Obviously, this list could use some updating. For instance, C# minor is missing *Magnard 4*, and there are only two entries for Eb minor (*Myaskovsky's 6th* and *Prokofiev's 6th*). However there IS a link in each section to a more expansive list of symphonies in that particular key (like this: https://en.wikipedia.org/wiki/List_of_symphonies_in_E-flat_minor, which has ten works in Eb minor, including *Vaughan-Williams' Sinfonia antartica* (No. 7))
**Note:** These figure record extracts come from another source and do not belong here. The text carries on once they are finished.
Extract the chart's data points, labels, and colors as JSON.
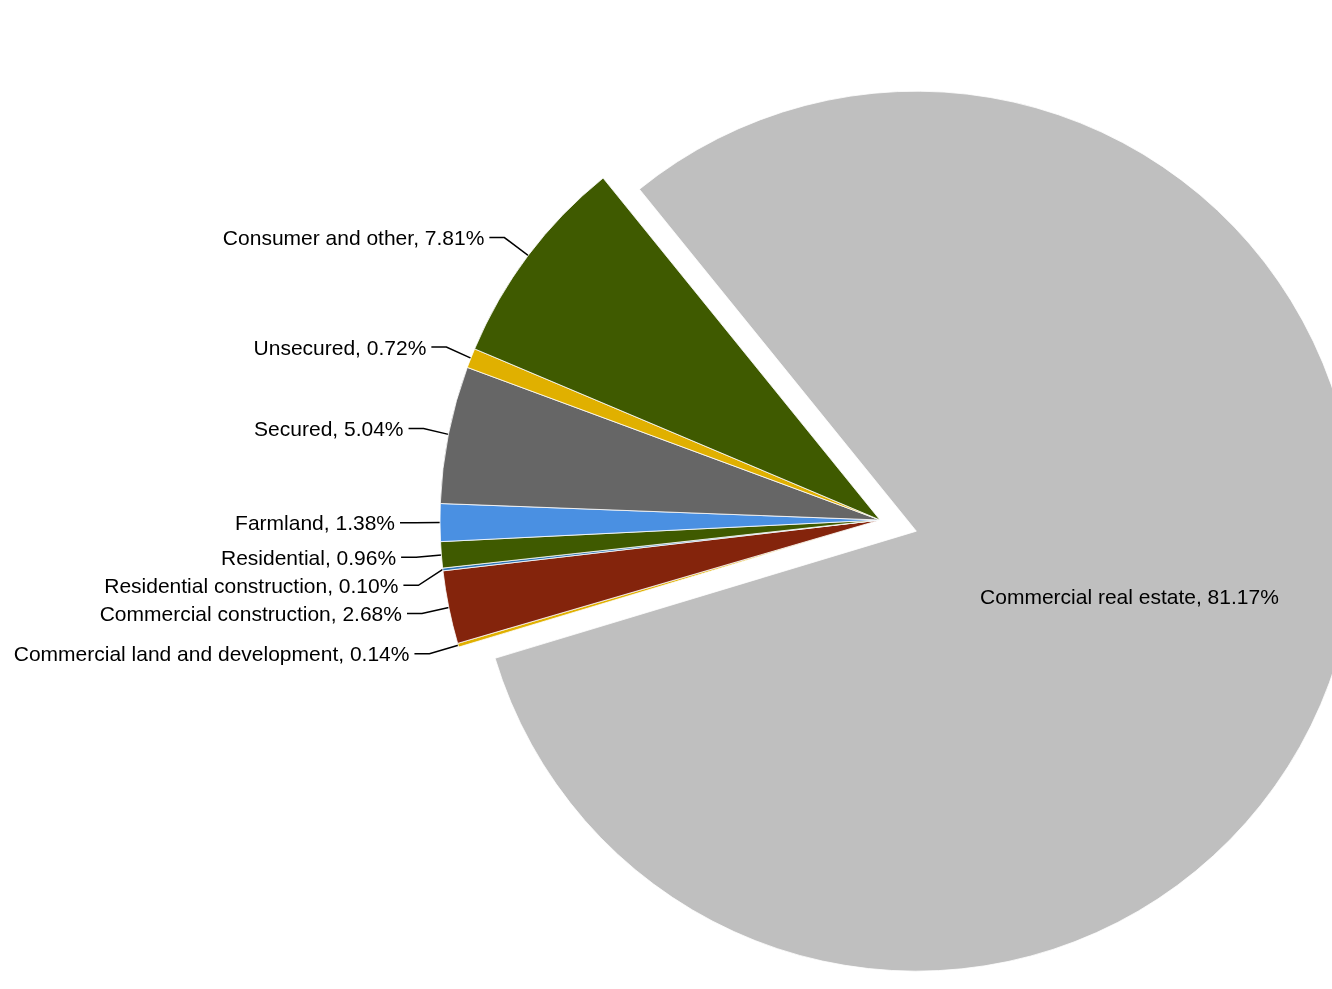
{
  "chart_data": {
    "type": "pie",
    "categories": [
      "Commercial real estate",
      "Commercial land and development",
      "Commercial construction",
      "Residential construction",
      "Residential",
      "Farmland",
      "Secured",
      "Unsecured",
      "Consumer and other"
    ],
    "values": [
      81.17,
      0.14,
      2.68,
      0.1,
      0.96,
      1.38,
      5.04,
      0.72,
      7.81
    ],
    "value_labels": [
      "81.17%",
      "0.14%",
      "2.68%",
      "0.10%",
      "0.96%",
      "1.38%",
      "5.04%",
      "0.72%",
      "7.81%"
    ],
    "colors": [
      "#bfbfbf",
      "#e0b000",
      "#84240c",
      "#2e75b6",
      "#3f5a00",
      "#4a90e2",
      "#666666",
      "#e0b000",
      "#3f5a00"
    ],
    "legend": false
  }
}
The breakout for *Symphonies in C# minor* is also missing *Magnard's 4th*: https://en.wikipedia.org/wiki/List_of_symphonies_in_C-sharp_minor

I've done quite a few minor edits on Wikipedia, but tend to shy away from more complex changes. Anyone else here do any edits on *Wikipedia*?


----------



## Bxnwebster (Jan 5, 2021)

C Major: Sibelius 7
C Minor: Saint-Saëns 3
D-Flat Major: n/a
C-Sharp minor: Mahler 5
D Major: Vaughan-Williams 5
D minor: Mendelssohn 5
E-Flat Major: Sibelius 4
E-Flat Minor: n/a
E Major: Rott
E Minor: Rachmaninoff 2
F Major: Brahms 3
F Minor: Haydn 49
F-Sharp Major: Korngold (ambiguous)
F-Sharp Minor: Pejacevic
G Major: Haydn 92
G Minor: Roussel 3
A-Flat Major: Still 1
G-Sharp Minor: n/a
A Major: Roussel 4
A Minor: Mendelssohn 3, Rachmaninoff 3 (tie)
B-Flat Major: Prokofiev 5
B-Flat Minor: n/a
B Major: Korngold Sinfonietta
B Minor: Arensky 1


----------